Hello, aspiring Ethical Hackers. In this blogpost you will learn how to perform PDF analysis on PDF files. In recent times, PDF files are back as initial attack vector. Many APT’s and cyber criminal groups have been seen using PDF files to gain initial access. So, I thought it is a good idea to make an article on PDF analysis. By the end of this article, you will be able to tell whether the PDF file you want to analyze is harmless or malicious.
For this howto, I will create a malicious PDF with Metasploit using the following exploit.
As is well known, this exploit hides an exe within a PDF file. This PDF file can be sent to our target using any social engineering technique. When the target user clicks on it, we will get reverse_tcp connection. Another file we will be analyzing is a normal PDF file. Both of the files are shown below.
The first tool will be using is pdfid. Pdfid will scan a file to look for certain PDF keywords, allowing you to identify PDF documents that contain (for example) JavaScript or execute an action when opened. It will also handle name obfuscation.
Let us first analyze the pdf we created with Metasploit as shown below. As we can see below, the evil.pdf has JavaScript, Open action and launch objects which are indeed malicious.
Now let us analyze my monthly magazine as shown below.
As you have seen above, it’s totally clean.
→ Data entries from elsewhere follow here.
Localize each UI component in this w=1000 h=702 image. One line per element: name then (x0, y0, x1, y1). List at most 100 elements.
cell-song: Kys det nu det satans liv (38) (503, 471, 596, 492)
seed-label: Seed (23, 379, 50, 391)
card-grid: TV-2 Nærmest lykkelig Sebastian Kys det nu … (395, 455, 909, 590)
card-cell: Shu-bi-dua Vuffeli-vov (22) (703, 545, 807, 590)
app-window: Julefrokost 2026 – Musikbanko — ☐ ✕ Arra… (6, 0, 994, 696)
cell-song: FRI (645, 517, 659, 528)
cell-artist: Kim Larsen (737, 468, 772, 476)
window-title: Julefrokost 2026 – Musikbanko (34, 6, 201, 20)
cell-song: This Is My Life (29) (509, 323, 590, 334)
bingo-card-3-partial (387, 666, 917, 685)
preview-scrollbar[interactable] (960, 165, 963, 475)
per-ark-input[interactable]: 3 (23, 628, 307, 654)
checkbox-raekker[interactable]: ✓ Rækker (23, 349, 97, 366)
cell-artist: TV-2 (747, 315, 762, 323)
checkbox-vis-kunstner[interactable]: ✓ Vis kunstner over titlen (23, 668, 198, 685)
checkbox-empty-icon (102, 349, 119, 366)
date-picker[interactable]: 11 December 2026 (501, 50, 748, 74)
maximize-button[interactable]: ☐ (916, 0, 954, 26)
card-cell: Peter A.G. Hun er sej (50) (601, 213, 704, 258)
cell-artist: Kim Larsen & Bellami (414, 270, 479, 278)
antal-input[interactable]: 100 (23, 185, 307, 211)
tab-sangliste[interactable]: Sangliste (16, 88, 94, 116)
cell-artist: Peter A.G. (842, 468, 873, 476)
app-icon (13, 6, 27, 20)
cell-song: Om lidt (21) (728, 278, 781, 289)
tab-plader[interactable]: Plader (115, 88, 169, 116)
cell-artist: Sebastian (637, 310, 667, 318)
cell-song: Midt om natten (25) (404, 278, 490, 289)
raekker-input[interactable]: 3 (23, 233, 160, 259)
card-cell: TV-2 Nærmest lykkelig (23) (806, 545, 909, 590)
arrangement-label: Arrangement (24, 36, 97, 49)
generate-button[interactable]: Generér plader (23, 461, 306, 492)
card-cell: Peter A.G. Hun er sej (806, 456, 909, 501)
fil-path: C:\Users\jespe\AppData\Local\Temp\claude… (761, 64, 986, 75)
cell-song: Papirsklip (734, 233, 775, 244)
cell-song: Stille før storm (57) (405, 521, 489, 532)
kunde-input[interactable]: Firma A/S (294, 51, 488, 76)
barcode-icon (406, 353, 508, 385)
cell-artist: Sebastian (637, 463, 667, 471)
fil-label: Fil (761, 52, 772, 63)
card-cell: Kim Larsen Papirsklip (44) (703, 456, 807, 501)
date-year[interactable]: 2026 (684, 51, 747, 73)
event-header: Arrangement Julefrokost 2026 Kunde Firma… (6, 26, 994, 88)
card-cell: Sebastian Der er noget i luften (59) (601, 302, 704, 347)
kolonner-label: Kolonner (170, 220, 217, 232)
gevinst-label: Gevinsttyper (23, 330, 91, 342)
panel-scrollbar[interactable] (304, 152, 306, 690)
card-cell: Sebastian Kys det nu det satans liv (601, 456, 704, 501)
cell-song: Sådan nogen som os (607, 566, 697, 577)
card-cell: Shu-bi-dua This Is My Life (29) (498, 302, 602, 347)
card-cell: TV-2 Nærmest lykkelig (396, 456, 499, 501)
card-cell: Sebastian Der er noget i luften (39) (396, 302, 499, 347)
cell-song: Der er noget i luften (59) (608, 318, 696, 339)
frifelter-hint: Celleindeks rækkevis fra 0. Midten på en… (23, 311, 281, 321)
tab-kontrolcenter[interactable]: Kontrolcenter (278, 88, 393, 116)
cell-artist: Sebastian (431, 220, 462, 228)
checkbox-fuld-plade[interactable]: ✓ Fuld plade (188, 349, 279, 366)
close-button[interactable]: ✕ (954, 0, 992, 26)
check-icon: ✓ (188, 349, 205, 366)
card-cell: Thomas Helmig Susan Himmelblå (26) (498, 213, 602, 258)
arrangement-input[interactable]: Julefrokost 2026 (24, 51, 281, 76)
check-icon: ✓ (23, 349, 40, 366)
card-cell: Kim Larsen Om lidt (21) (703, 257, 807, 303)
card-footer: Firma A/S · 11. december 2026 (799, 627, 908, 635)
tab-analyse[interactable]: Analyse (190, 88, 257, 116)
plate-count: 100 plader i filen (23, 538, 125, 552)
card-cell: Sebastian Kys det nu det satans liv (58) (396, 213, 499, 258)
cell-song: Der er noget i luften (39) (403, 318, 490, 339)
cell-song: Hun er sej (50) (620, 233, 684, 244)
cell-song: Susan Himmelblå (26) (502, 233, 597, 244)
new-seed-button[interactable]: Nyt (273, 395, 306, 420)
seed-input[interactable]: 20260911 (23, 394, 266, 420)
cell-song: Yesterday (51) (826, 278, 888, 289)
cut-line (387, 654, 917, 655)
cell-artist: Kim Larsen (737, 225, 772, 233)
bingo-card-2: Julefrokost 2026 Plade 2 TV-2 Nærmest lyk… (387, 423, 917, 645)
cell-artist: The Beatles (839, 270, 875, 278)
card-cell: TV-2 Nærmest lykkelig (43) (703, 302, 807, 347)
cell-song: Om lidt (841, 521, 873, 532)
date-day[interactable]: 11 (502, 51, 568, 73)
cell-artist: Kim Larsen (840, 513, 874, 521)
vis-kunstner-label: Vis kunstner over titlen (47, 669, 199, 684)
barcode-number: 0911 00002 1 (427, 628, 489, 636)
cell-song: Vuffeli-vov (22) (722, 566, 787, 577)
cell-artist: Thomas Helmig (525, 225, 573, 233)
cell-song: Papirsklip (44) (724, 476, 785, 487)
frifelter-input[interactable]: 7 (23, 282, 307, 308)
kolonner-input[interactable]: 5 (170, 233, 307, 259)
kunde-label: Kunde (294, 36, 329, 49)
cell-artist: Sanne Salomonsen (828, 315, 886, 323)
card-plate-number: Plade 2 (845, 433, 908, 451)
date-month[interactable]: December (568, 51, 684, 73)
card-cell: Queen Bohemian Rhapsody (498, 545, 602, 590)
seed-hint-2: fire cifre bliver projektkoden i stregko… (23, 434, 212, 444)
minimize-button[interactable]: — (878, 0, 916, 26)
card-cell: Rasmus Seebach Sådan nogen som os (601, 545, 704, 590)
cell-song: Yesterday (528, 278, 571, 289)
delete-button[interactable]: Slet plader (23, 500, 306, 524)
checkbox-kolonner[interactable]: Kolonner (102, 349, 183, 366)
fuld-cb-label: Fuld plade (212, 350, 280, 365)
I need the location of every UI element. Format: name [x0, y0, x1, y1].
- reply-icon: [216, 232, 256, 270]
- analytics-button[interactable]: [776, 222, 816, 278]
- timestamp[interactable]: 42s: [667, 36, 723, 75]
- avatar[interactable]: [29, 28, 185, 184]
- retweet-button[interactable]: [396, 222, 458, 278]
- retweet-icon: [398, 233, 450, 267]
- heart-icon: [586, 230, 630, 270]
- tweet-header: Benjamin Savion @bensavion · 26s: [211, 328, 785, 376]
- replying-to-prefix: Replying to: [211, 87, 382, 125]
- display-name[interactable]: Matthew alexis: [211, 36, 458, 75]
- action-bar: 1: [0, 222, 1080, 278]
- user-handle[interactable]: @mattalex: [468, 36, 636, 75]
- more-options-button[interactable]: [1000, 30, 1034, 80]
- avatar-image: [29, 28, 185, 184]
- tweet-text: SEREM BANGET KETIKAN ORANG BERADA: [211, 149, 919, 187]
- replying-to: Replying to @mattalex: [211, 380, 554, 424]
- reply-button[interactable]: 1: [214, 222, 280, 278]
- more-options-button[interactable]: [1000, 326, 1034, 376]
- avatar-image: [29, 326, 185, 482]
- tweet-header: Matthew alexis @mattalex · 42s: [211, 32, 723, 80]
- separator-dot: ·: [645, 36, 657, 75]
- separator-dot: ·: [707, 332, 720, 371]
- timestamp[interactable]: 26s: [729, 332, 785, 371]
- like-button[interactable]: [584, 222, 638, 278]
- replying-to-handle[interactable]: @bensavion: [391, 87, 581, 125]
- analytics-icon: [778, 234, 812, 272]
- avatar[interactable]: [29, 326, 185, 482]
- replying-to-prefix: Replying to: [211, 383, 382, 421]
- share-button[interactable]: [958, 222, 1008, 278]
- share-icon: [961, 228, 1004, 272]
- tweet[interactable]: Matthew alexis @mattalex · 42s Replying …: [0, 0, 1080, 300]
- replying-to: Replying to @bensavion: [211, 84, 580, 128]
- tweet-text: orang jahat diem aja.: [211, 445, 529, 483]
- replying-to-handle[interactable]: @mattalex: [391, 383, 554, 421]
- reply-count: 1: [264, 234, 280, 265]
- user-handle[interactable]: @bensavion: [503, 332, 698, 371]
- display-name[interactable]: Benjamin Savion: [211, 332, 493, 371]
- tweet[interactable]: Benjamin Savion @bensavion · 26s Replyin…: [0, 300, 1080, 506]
No JavaScript, nothing. That should calm my magazine readers.
Now coming to the malicious PDF, we can disable the malicious elements of the file using pdfid as shown below. Now the file is clean.
Now if we want to do further analysis on the malicious PDF, we can use another tool called pdf-parser. It will parse a PDF document to identify the fundamental elements used in the analyzed file.
Type command “pdf-parser /root/Desktop/evil.pdf” without quotes.
That will parse the entire PDF and its objects (We saw earlier that our malicious pdf contains 12 objects). On observation, objects 10 and 9 evoke some interest. We can also parse each object of the pdf file. Let us parse the object 10 as shown below.
We can see it has a launch action which launches the cmd.exe.
Similarly in object 9 we can see a JavaScript action.
Using pdf-parser with the ‘c’ option will display the content for objects without streams or with streams without filters.
On observation we can see a stream that looks like shellcode present in object 8.
That’s how we perform PDF analysis of a PDF file.